Negotiating where to draw the line in each circumstance will be the key task. But the old debate between localism and the postcode lottery in some ways over-simplifies the issue. It is not a simple choice between uniformity and inequality. Rather we have to make a case-by-case judgment about what works, about what things need to be universal or prescribed and what can be local or individual. And in making that judgment there are many alternatives to the poles of pure localism and central control.

There is a link here to the idea of the relational state, which a number of colleagues including Jacqui Smith have discussed. Deeper relationships between services and those they serve are valuable as an end in themselves, but also as a means – a way to harness the power of coalitions of users and providers to find solutions for personal and social problems, with government creating the right conditions and providing oversight rather than dictating the outcome. It’s not just the NHS that could benefit from this more relational approach – job centre staff, for example might be more empowered to work with their “clients” to address the whole range of problems holding them back, rather than, as sometimes happens, just treating them as boxes to be ticked.

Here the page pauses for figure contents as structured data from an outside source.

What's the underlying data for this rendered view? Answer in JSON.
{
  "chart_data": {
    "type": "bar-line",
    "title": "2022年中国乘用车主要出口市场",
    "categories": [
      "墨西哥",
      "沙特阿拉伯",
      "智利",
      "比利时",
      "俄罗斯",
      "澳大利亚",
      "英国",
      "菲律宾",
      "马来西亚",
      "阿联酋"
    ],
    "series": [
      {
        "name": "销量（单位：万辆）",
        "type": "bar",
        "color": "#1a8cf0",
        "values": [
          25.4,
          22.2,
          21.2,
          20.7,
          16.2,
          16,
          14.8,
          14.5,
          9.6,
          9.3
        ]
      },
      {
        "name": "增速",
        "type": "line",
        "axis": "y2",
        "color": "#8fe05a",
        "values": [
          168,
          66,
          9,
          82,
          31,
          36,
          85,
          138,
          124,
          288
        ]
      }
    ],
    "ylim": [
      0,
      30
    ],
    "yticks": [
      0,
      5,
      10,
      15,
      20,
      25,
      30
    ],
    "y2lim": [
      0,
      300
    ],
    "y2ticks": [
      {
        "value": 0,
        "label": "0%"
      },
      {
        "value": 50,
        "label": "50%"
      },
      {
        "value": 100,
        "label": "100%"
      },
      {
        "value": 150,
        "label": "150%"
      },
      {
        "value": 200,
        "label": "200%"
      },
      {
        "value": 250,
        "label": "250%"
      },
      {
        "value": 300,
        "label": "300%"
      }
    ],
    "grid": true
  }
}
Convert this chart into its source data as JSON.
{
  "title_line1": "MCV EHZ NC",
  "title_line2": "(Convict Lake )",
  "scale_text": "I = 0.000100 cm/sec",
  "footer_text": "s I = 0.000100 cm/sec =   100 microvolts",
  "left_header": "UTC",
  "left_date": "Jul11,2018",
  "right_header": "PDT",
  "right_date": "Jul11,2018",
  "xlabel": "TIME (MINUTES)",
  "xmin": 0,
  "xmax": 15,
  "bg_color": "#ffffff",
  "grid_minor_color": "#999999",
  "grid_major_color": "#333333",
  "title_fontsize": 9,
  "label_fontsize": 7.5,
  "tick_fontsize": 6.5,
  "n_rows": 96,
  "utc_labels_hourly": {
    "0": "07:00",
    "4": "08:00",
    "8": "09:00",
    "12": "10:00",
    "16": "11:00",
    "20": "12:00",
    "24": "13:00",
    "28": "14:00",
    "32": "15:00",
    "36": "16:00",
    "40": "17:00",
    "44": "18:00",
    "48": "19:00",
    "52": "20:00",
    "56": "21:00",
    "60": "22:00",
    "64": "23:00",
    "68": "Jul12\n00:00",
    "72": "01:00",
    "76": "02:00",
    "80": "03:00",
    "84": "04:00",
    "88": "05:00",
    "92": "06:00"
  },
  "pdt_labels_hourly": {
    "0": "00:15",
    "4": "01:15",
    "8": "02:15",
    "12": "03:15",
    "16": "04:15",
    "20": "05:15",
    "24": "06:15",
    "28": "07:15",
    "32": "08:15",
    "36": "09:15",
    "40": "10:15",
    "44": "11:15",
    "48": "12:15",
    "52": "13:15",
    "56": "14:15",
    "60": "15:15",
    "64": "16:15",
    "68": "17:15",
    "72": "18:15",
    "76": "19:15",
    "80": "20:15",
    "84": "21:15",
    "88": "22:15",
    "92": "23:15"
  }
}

This might lead to a wider cultural change – and it could actually challenge the sense that government is something that just happens to you. We could not just engage people in the services they use, but also engage them in ‘politics’ generally.

Clearly, there is a lot of work yet to do on how new approaches like this could work in practice – and again, a careful balance needs to be struck between autonomy and equality. But I think this is the direction we should be taking, it would be in the truest traditions of Labour.